Tips on Better Education [Archives:1998/29/Focus]

July 20 1998

Martin Dansky,
Yemen Times
This is the final week for me in Yemen after a year’s teaching and proof-reading for this newspaper. My work here started on the basis that I do corrections at the paper which supplemented my income as an ‘international’ teacher and university lecturer. What are my opinions of the country I have lived in as a Canadian national? My views are mostly shaped on the private educational system for high school and university students and I see the country is benefiting from this process. As far as complete modernization of the educational system is concerned, it will take time for the country to fully develop and this does not necessarily mean becoming another Dubai; Yemen has a much larger population the northern part of which did not, until recently become involved with foreign influence. The country has to continue to build confidence abroad if it wants foreign teachers to come and there has to be assurances as to their safety especially in areas where there is tribal unrest.
Problems in the country could be cited as before but it would be more profitable to discuss solutions. Allowing Yemenis to study abroad with the intent to return and bring new ideas to promote development is a key. Students here are becoming more educated; and private universities are especially more prepared to meet the demands of the young high school graduates but the educational process has to evolve further. Schools should continue their struggle to gain accreditation with foreign institutions, contracts should be respected so that the teacher will return, study grants could be offered by the government as well as interested foreign governments to show its commitment in keeping their talented young from emigrating towards better opportunities.
The trend for the future is that many more schools will pop up, some looking for a quick profit, some pseudo-international and others more serious. The Yemeni will be caught in between, deciding which one will lead to better opportunities. The student should do research on that high school before applying to make sure that there is quality teaching for one and that he’ll have the chance to be prepared for college entrance examinations. He should examine the course syllabus beforehand to make sure what the school will teach. Parents should inquire about the turn over of teachers and staff, a high turn-over means a change in teaching methods and could affect student performance. He should even inquire about school wages; a better paid teacher is more likely to stay on. School grounds should be checked so that the child knows for example that there are computer laboratory facilities.

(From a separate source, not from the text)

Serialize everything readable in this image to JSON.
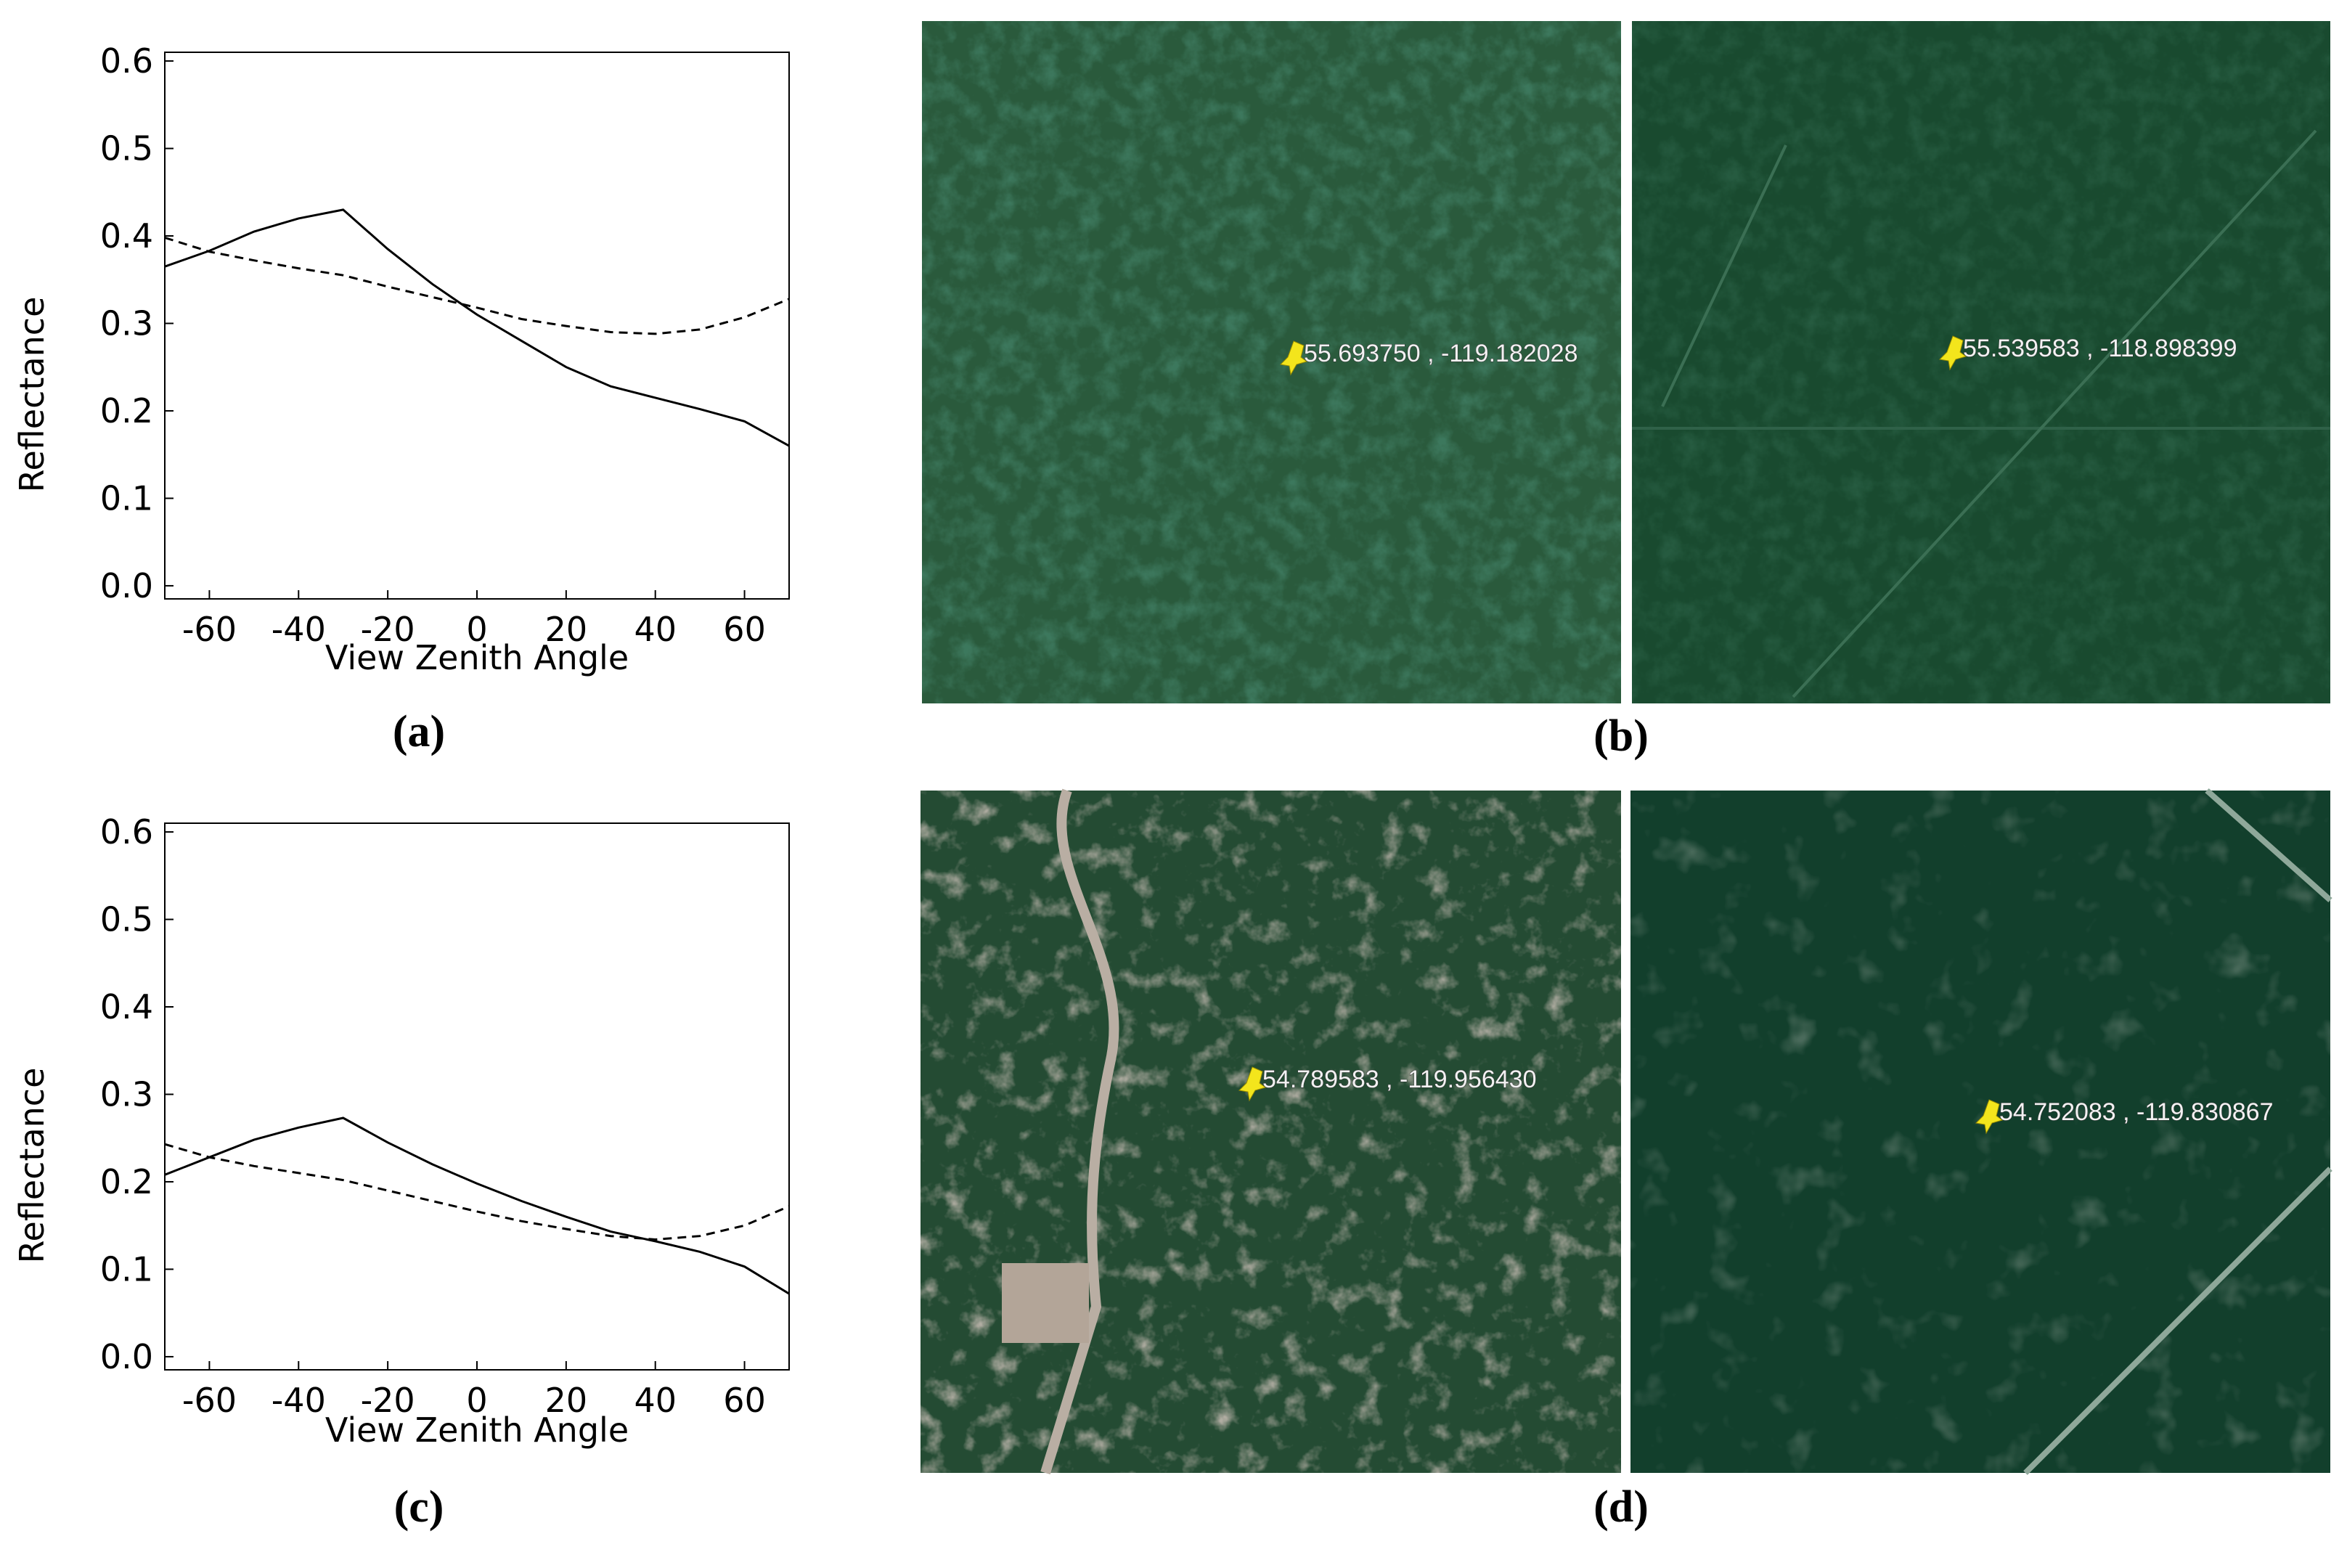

Students should see what the school library has; a shortage of texts here might mean he’ll have to settle for photocopy versions. There should be a choice of educational material which matches the level the student is required to reach. In some cases higher institutions will risk losing enrollments if they don’t keep certain texts and avoid stocking others. There should also be proper emergency equipment to fight potential fires.
Students and teachers alike want to see their country progress towards change and this should mean taking the best advice from educational institutions in advanced countries so that confidence can be maintained in the teaching process and the country will not have to worry about brain drain that have afflicted their more affluent cousins. But as economies grow, they also deteriorate in time, until economic recovery is accomplished and this will also affect the educational institution whether here or elsewhere.